Eternit, la Cassazione annulla di nuovo la condanna a Schmidheiny per la morte dell’operaio di Cavagnolo
Un altro colpo per le vittime dell’amianto e i familiari che da vent’anni chiedono giustizia per le responsabilità dell’Eternit, l’azienda principale produttore di fibrocemento che in Italia ha aperto impianti a Casale Monferrato e poi, tra gli altri, a Cavagnolo, Bagnoli, Rubiera. Dopo la prima pronuncia della Suprema Corte che il 19 novembre 2014 dichiarò prescritto il reato di disastro ambientale, bloccando i risarcimenti e annullando la condanna a 18 anni inflitta al magnate svizzero Stephan Schmidheiny, ultimo erede della famiglia e unico superstite dei soci titolari fino al 1986, venerdì 21 marzo è arrivata anche la seconda pronuncia degli ermellini che annulla un’altra volta la condanna per omicidio colposo per la morte per asbestosi di un operaio di Cavagnolo, disponendo un nuovo rinvio.
In base all’inchiesta della procura di Torino, Schmidheiny era accusato di aver omesso consapevolmente le misure necessarie a tutelare la salute dentro e fuori dai suoi stabilimenti. Si approdò così al cosiddetto “Eternit bis“, che è stato però diviso in quattro processi: quello per le vittime di Cavagnolo era stato affidato a Torino per competenza territoriale e nel 2018 Schmidheiny è stato condannato in primo grado a quattro anni di reclusione per due decessi, pena poi ridotta a un anno e otto mesi in secondo grado. La Cassazione aveva annullato una prima volta, rinviando tutto alla Corte d’appello di Torino. Così, nel dicembre scorso, è stato celebrato un nuovo processo d’appello con esito identico e conferma della condanna. Ora è tutto da rifare, un’altra volta, secondo la Cassazione che ha accolto la richiesta del procuratore generale.

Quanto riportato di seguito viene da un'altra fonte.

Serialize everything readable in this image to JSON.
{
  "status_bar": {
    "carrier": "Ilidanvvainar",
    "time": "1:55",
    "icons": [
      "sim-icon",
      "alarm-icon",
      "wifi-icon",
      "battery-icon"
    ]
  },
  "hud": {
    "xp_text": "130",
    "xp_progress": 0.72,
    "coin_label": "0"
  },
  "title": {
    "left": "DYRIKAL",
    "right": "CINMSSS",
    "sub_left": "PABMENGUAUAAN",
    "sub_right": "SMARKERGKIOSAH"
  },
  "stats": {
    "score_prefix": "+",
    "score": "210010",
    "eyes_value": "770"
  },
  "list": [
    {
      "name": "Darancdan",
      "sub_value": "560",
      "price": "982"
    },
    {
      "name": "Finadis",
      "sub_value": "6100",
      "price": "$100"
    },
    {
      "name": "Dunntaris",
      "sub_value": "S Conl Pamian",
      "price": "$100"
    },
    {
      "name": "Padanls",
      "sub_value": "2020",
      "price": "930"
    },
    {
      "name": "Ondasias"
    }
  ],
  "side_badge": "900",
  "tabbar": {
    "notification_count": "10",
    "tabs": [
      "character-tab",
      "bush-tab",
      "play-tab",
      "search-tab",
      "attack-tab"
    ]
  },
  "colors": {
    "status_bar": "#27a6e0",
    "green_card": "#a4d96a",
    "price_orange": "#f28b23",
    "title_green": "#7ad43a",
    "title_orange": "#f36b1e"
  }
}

La vittima al centro di questo filone è Giulio Testore, dipendente dello stabilimento Saca Eternit di Cavagnolo (Torino), morto nel 2008 per una malattia che secondo l’accusa è legata all’esposizione all’amianto per circa 27 anni. Oltre a Testore era stato preso in esame il caso di Rita Rondano, deceduta nel 2012 per un mesotelioma pleurico a pochi mesi dalla diagnosi. La donna aveva subito una duplice esposizione alla fibra killer: residenziale, poiché abitava a meno di 1 km dallo stabilimento di Cavagnolo, e da lavoro agricolo poiché svolgeva le sue mansioni su terreni poco distanti dallo stabilimento incriminato, in precedenza contaminati dall’amianto. La difesa dell’industriale aveva impugnato il provvedimento e in appello, in parziale riforma della sentenza applicata, il magnate svizzero aveva dovuto rispondere esclusivamente della morte di Testore e la pena era stata quindi ridotta a 1 anno e 8 mesi, con la concessione del beneficio della sospensione condizionale.
“Questo verdetto potrà avere ricadute importanti sui processi Eternit scaturiti dall’inchiesta avviata dalla procura di Torino”, avverte l’avvocato Ezio Bonanni, presidente dell’Osservatorio Nazionale Amianto e legale dei familiari. Il filone più consistente, per le quasi 400 vittime tra dipendenti e residenti, è quello legato allo stabilimento di Casale Monferrato, dove in primo grado la condanna per Schmidheiny è stata a 12 anni, con il reato passato da omicidio doloso a colposo aggravato e la conseguente prescrizione per 199 decessi cancellati dalla prescrizione. “Il rischio – commenta Bonanni -, è che il tutto venga falciato dalla scure della prescrizione: non possiamo comprendere, né condividere, la decisione della Corte, ma il nostro impegno proseguirà in tutte le competenti sedi, per la bonifica, la messa in sicurezza, la tutela medica e risarcitoria di tutte le vittime e dei loro congiunti”.